A demora em anunciar o nome de quem comandará o Ministério do Meio Ambiente é vista como um indício dos grandes desafios a serem enfrentados na área durante o futuro governo do presidente eleito Luiz Inácio Lula da Silva. Embora Marina Silva, ex-ministra e atual deputada federal eleita por São Paulo seja a mais cotada, o anúncio oficial ainda não foi feito.

Falta de servidores nos órgãos de fiscalização ambiental e pouco dinheiro serão grandes obstáculos para lidar com uma herança deixada por Jair Bolsonaro: a alta do crime organizado e do desmatamento na Amazônia.

"A criminalidade cresceu muito na área ambiental e fortaleceu laços com o narcotráfico e outros tipos de crime. Tem uma situação grave de impunidade, será necessário reestruturar órgãos ambientais, será algo muito complexo", avalia Adriana Ramos, assessora política do Instituto Socioambiental (ISA).

Nos últimos meses do governo Bolsonaro, o sistema de alertas de desmatamento na Amazônia do Instituto Nacional de Pesquisas Espaciais (Inpe) registrou dados preocupantes. De agosto a novembro de 2022, o acumulado de devastação atingiu 4.574 km², o que representa uma alta de 51% em relação ao mesmo período do ano passado – e um recorde da série histórica.

"O cenário é de muito desmatamento, muitos garimpos irregulares, de destruição em todos os biomas. O novo governo será cobrado a dar retorno rápido e terá que, de imediato, tomar medidas fortes na área", opina Suely Vaz, especialista sênior em políticas públicas do Observatório do Clima e ex-presidente do Instituto Brasileiro do Meio Ambiente e dos Recursos Renováveis (Ibama).

Diante de uma política ambiental desestruturada, órgãos de fiscalização paralisados e enfraquecidos, as medidas iniciais aguardadas pelo Ministério do Meio Ambiente precisam demonstrar eficácia e que a lei será, de fato, cumprida, apontam os especialistas ouvidos pela DW.

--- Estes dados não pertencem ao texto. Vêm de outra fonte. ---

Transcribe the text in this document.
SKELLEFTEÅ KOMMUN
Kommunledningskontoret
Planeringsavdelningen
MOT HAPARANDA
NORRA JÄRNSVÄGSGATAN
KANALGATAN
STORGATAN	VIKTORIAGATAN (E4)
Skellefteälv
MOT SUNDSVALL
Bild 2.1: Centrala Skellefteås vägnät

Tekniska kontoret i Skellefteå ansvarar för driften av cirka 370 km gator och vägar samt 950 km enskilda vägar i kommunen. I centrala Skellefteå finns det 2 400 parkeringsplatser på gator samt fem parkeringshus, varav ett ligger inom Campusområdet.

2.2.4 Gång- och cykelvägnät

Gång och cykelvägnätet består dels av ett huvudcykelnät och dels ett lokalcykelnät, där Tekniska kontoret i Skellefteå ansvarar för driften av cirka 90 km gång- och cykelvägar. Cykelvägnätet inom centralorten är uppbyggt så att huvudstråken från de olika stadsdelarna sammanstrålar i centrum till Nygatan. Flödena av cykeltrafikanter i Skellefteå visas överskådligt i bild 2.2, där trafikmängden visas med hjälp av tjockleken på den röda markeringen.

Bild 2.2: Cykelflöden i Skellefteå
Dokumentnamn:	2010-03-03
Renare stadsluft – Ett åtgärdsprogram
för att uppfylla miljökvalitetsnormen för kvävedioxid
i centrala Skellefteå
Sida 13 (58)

"O desmatamento de agora não é o mesmo de outros governos. Medidas de comando e controle não bastam, tem que envolver mais força policial, talvez o próprio Ministério da Justiça", pontua Ana Toni, diretora executiva do Instituto Clima e Sociedade (ICS).

Para Ramos, o confronto ganhou contornos truculentos. "Os elementos da violência com a multiplicação de clubes de caça e tiro pela Amazônia faz com que, hoje, as condições objetivas do enfrentamento disso sejam quase como uma guerra." 

Cofres vazios

A retomada do Plano de Ação de Prevenção e Controle do Desmatamento na Amazônia Legal (PPCDAm) é vista como essencial para o combate à devastação. Criada em 2004, no primeiro mandato de Lula e com Marina Silva à frente do Ministério do Meio Ambiente, a iniciativa reuniu diversas pastas em torno da meta de frear o desmatamento e desenvolver a região de forma equilibrada.

O aperto financeiro, por outro lado, deve ser um entrave nesse retorno. As restrições orçamentárias deixadas pelo governo Bolsonaro indicam que a pasta terá o menor volume de recursos dos últimos 20 anos, ressalta Raul do Valle, especialista em políticas públicas do WWF.

"O combate ao desmatamento não terá recursos, o governo terá que repor esse orçamento. Será difícil, dada a grande disputa por dinheiro. Portanto, o ministério terá que contar com apoio da cooperação internacional para que o Brasil consiga ter um sistema ambiental minimamente funcional neste primeiro ano", explica Valle.

É por isso que o Fundo Amazônia deveria ser retomado logo nos primeiros dias de 2023, considera Suely Vaz. "Seria importante também para que entre dinheiro para os projetos socioambientais", afirma.

Criado em 2008, o Fundo Amazônia recebeu recursos principalmente da Noruega e Alemanha para apoiar iniciativas que combatem o desmatamento e promovem a conservação. Dos cerca de R$ 1,5 milhão desembolsados, projetos geridos pela União, estados e municípios foram os que mais receberam dinheiro, totalizando R$ 1 milhão.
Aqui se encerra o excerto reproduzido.